German Government: No Bailout For Opel, Management To Blame


A day after GM’s announcement to close down most of its Bochum plant, Germany’s vice chancellor and economy Minister Philipp Rösler blamed GM’s management for Opel’s misery. German carmakers like Volkswagen, BMW or Daimler are relatively unaffected by the European contagion, because they are successful in export markets. “It has been a mistake that Opel was more or less kept out of the growth market China,” Rösler told the Rheinische Post. “There will be no financial help, because it won’t solve the management problems.”

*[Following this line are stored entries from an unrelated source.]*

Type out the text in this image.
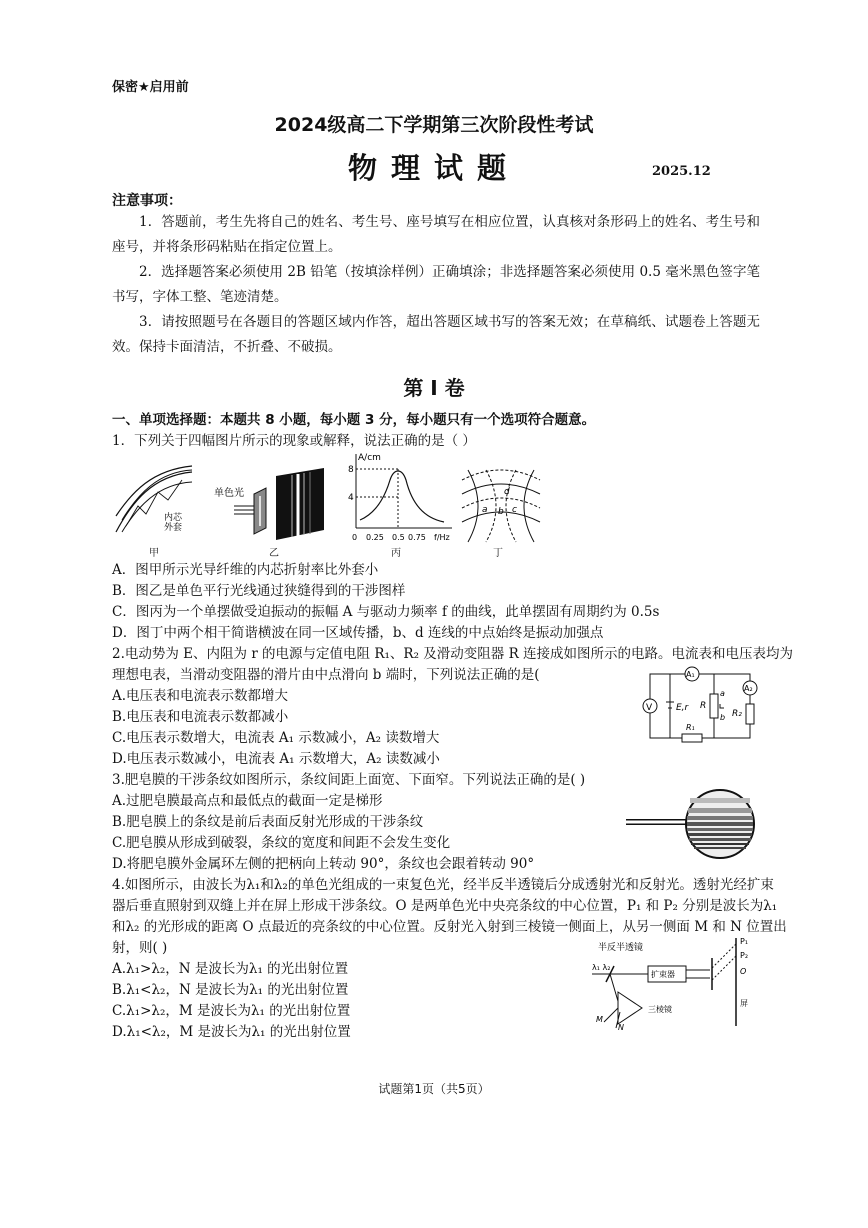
保密★启用前
2024级高二下学期第三次阶段性考试
物理试题	2025.12
注意事项：
1．答题前，考生先将自己的姓名、考生号、座号填写在相应位置，认真核对条形码上的姓名、考生号和座号，并将条形码粘贴在指定位置上。
2．选择题答案必须使用 2B 铅笔（按填涂样例）正确填涂；非选择题答案必须使用 0.5 毫米黑色签字笔书写，字体工整、笔迹清楚。
3．请按照题号在各题目的答题区域内作答，超出答题区域书写的答案无效；在草稿纸、试题卷上答题无效。保持卡面清洁，不折叠、不破损。
第 I 卷
一、单项选择题：本题共 8 小题，每小题 3 分，每小题只有一个选项符合题意。
1．下列关于四幅图片所示的现象或解释，说法正确的是（ ）
内芯
外套
甲
单色光
乙
A/cm
8
4
0 0.25 0.5 0.75 f/Hz
丙
d
a b c
丁
A．图甲所示光导纤维的内芯折射率比外套小
B．图乙是单色平行光线通过狭缝得到的干涉图样
C．图丙为一个单摆做受迫振动的振幅 A 与驱动力频率 f 的曲线，此单摆固有周期约为 0.5s
D．图丁中两个相干简谐横波在同一区域传播，b、d 连线的中点始终是振动加强点
2.电动势为 E、内阻为 r 的电源与定值电阻 R₁、R₂ 及滑动变阻器 R 连接成如图所示的电路。电流表和电压表均为
理想电表，当滑动变阻器的滑片由中点滑向 b 端时，下列说法正确的是(
A.电压表和电流表示数都增大
B.电压表和电流表示数都减小
C.电压表示数增大，电流表 A₁ 示数减小，A₂ 读数增大
D.电压表示数减小，电流表 A₁ 示数增大，A₂ 读数减小
V	E,r
A₁
R
a
b
A₂
R₂
R₁
3.肥皂膜的干涉条纹如图所示，条纹间距上面宽、下面窄。下列说法正确的是( )
A.过肥皂膜最高点和最低点的截面一定是梯形
B.肥皂膜上的条纹是前后表面反射光形成的干涉条纹
C.肥皂膜从形成到破裂，条纹的宽度和间距不会发生变化
D.将肥皂膜外金属环左侧的把柄向上转动 90°，条纹也会跟着转动 90°
4.如图所示，由波长为λ₁和λ₂的单色光组成的一束复色光，经半反半透镜后分成透射光和反射光。透射光经扩束
器后垂直照射到双缝上并在屏上形成干涉条纹。O 是两单色光中央亮条纹的中心位置，P₁ 和 P₂ 分别是波长为λ₁
和λ₂ 的光形成的距离 O 点最近的亮条纹的中心位置。反射光入射到三棱镜一侧面上，从另一侧面 M 和 N 位置出
射，则( )
A.λ₁>λ₂，N 是波长为λ₁ 的光出射位置
B.λ₁<λ₂，N 是波长为λ₁ 的光出射位置
C.λ₁>λ₂，M 是波长为λ₁ 的光出射位置
D.λ₁<λ₂，M 是波长为λ₁ 的光出射位置
半反半透镜
λ₁ λ₂
扩束器
P₁
P₂
O
屏
M
N
三棱镜
试题第1页（共5页）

Interim CEO Thomas Sedran was surrounded by a phalanx of security guards when he made his very short announcement yesterday. Outside, an armada of police was ready to intervene. The workers were peaceful, the security guards were not. A shop steward was knocked to the floor and choked by security guards, works council chief Rainer Einenkel told Der Spiegel. The union considered going on strike, but decided against it because there will be “short work” anyway in January.
Comments
Join the conversation
Who killed Opel? I think it was Rick Wagoner in the Board Room with a lead pipe.
I hope they offer all the engineering staff a job in Detroit or elsewhere in GM. let Germany suffer the brain drain.
Opel/Vauxhall is just one (conjoined twins?) of GM's brands, a regional product from an integrated Global company. GM is doing well enough, in terms of sales, to be #1 in the two largest markets in the world, and #1 or #2 in all of their regions besides Europe, where GM earns only 4th place. GM has carried Opel, but continual declines in the regions total sales mean capacity must be reduced. Opel is 3rd in Germany after VW and MB Vauxhall is 2nd in England, afer Ford Opel's 1.2 million volume in Europe is similar in scale to Honda's US sales. They just have problems reducing workers and plants in line with sales volumes to restore profitability. I wonder if VW factories in Deutchland, isolated from the rest of VW, are all that much more profitable than Opel's. They don't break out that figure, to the best of my knowledge. GM overall made a lot of money, too. Closing Bochum is a move in the right direction. Is it any wonder a politician would decry the company that is taking German jobs? The truth is, GM needs political change to reduce labor unions' stranglehold on industry in Germany.
As an aside, why has TTAC completely ignored the death of Dr Alex Moulton?